WASHINGTON - Individual utility interconnection and tariff practices continue to be significant barriers faced by combined heat and power (CHP) projects, according to the American Council for an Energy-Efficient Economy's (ACEEE) new report "Combined Heat and Power: Connecting the Gap between Markets and Utility Interconnection and Tariff Practices (Part I)." Although many states are making positive progress on CHP policies, significant barriers still stunt the realization of CHP's nationwide potential. This report is the first of two reports documenting individual utilities' CHP/distributed energy policies and practices state-by-state. Part I covers 15 states; Part II will address utilities in the remaining states.

Utility interconnection and tariff practices have long been identified as major barriers to expanded CHP, says the ACEEE. Lack of progress at the federal level via legislation or regulation has resulted in a shift in focus to the states.

"CHP projects can reduce electricity prices, natural gas prices, air pollution, and greenhouse gas emissions, and the risk of blackouts. But to realize CHP's potential, utility policies need to change," stated Susanne Brooks, a research staff member with the Industry Program team at ACEEE. "While federal regulation and legislation would be the most logical way to address these issues, federal action is unlikely for the next several years. This makes the burden on state and regional efforts that much greater. The CHP community must focus its efforts on states in order to bring the country closer to a stable and secure energy future."

The report focuses on interconnection and tariff practices for key utilities, as well as their friendliness in general to CHP projects. It exposes barriers to entry for proposed CHP facilities, highlights the need for a national interconnection standard, and illustrates the existing hierarchy regarding the progressiveness of CHP policies on a state-by-state and regional basis. It identifies major utilities in 15 states and reviews them systematically, placing them into a four-tiered ranking system based on their friendliness to CHP. It also reviews recent developments in CHP policy and markets, explores several trends among the states, and makes some policy recommendations to address these barriers.
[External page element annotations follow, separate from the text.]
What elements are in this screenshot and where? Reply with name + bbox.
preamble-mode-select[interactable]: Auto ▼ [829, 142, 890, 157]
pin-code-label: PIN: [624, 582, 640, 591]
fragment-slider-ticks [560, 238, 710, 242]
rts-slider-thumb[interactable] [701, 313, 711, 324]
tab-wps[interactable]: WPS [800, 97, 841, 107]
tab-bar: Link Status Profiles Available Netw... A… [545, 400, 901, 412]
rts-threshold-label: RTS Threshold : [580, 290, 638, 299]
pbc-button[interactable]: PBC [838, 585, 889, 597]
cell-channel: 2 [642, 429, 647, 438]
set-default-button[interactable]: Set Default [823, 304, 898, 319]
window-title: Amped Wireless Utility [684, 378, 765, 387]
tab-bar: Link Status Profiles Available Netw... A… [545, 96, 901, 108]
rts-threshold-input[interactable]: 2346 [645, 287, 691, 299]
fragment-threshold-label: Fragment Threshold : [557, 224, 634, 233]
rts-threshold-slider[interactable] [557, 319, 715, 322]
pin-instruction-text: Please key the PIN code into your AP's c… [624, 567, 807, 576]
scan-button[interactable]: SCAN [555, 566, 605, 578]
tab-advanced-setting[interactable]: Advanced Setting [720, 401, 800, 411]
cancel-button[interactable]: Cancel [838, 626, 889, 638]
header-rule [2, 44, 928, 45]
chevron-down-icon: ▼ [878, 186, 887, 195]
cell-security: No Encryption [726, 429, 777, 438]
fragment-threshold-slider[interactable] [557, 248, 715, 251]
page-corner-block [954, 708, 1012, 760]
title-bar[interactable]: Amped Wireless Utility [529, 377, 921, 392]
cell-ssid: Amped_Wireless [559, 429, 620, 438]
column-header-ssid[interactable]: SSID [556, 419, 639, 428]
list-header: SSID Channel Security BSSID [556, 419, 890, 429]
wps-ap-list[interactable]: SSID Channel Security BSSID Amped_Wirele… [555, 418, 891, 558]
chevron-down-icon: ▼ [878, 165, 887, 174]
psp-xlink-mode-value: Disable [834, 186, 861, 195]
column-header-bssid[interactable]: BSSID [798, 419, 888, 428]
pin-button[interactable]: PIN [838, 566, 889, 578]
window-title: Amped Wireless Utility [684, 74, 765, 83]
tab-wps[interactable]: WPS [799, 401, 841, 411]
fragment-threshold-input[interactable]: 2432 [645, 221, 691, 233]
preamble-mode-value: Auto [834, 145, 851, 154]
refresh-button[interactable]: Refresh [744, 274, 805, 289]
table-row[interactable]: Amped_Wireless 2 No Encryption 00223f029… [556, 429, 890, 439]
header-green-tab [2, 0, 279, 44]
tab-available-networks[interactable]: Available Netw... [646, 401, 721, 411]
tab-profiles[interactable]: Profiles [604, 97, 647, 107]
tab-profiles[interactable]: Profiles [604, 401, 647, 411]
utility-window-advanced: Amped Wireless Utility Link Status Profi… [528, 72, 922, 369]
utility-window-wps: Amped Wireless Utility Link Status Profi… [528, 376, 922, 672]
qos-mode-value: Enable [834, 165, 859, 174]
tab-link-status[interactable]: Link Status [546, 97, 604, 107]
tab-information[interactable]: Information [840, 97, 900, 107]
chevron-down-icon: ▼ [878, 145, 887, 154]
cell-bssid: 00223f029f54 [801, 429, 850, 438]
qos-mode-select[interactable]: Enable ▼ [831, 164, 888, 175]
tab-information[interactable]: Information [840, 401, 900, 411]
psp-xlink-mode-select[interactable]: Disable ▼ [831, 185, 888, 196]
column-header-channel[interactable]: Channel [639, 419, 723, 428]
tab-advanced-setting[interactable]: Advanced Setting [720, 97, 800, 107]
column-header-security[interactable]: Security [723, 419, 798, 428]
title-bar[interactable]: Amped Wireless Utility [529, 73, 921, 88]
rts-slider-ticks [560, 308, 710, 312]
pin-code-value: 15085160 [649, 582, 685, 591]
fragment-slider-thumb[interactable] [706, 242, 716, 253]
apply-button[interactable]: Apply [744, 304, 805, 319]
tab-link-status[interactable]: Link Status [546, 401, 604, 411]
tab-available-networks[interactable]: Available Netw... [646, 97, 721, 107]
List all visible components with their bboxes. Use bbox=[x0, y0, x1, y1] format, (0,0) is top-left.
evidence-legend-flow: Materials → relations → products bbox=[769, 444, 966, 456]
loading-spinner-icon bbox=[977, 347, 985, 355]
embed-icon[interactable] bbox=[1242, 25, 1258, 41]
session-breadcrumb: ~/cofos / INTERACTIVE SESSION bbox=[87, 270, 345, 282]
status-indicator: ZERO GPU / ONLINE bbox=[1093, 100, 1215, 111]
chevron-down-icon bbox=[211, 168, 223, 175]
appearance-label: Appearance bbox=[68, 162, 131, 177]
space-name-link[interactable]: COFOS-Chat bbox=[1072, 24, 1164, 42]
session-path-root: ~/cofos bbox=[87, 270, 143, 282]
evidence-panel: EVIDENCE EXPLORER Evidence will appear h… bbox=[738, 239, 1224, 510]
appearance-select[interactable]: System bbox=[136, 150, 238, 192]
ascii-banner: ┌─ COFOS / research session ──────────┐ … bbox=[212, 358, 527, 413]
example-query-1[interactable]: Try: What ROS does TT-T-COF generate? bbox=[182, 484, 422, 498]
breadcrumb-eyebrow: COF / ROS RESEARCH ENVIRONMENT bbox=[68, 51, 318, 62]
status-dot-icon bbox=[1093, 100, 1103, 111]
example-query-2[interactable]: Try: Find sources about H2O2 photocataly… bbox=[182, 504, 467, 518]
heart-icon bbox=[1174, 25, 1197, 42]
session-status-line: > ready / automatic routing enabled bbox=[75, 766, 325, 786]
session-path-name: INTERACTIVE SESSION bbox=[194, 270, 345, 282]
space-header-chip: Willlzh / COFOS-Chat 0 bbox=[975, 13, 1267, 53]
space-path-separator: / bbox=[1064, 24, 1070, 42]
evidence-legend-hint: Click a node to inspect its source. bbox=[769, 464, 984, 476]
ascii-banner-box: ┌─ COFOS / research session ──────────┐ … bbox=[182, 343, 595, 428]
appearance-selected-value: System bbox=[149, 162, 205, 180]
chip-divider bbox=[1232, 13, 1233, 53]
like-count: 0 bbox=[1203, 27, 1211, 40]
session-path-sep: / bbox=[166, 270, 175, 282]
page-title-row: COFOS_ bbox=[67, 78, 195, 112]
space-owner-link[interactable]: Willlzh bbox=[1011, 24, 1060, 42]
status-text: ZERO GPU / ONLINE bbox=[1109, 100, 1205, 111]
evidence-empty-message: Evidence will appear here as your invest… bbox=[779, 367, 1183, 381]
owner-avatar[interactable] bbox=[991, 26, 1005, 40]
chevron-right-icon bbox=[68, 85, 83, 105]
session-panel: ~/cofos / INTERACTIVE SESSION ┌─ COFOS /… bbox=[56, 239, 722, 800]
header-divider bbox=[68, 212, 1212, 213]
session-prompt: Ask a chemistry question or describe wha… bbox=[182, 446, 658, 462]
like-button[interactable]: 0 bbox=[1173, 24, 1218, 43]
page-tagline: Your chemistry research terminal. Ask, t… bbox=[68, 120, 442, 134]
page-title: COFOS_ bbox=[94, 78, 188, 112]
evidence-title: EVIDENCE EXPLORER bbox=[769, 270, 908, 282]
CHP systems, sometimes known as cogeneration, generate electricity and thermal energy in a single, integrated system. These systems are more energy efficient than separate generation of electricity and thermal energy because heat normally wasted in conventional power generation is recovered as useful energy for thermal demand such as steam, process heat, or space heating and cooling. CHP systems can be employed in many commercial, institutional, and industrial facilities.

Several regional and state initiatives have succeeded in lending technical support to CHP projects and in educating utilities and the public on the benefits of CHP. The report highlights New York and Connecticut as having made significant progress with CHP. "Despite these good efforts, discontinuities in interconnection standards, discriminatory tariff rates, utility disincentives, negative impact on utility profits, lack of awareness of CHP benefits, misconceptions about safety issues, and a general lack of education amongst those outside the CHP community remain significant barriers to the expanded adoption of CHP nationally," said Brooks.

"There is a wide variety of attitudes and practices within the utility industry regarding CHP, ranging from those that actively promote the adoption of CHP through varied incentives to those that are actively working against the adoption of CHP in their territories," stated Neal Elliott, Industry Program Director at ACEEE. "Part of the purpose of this review is to give credit where it is deserved, and to highlight the states and utilities that still have a long way to go."

"This report also documents the impacts that the U.S. Department of Energy's and Environmental Protection Agency's CHP efforts at the state and regional level have had over the past decade," said Elliott.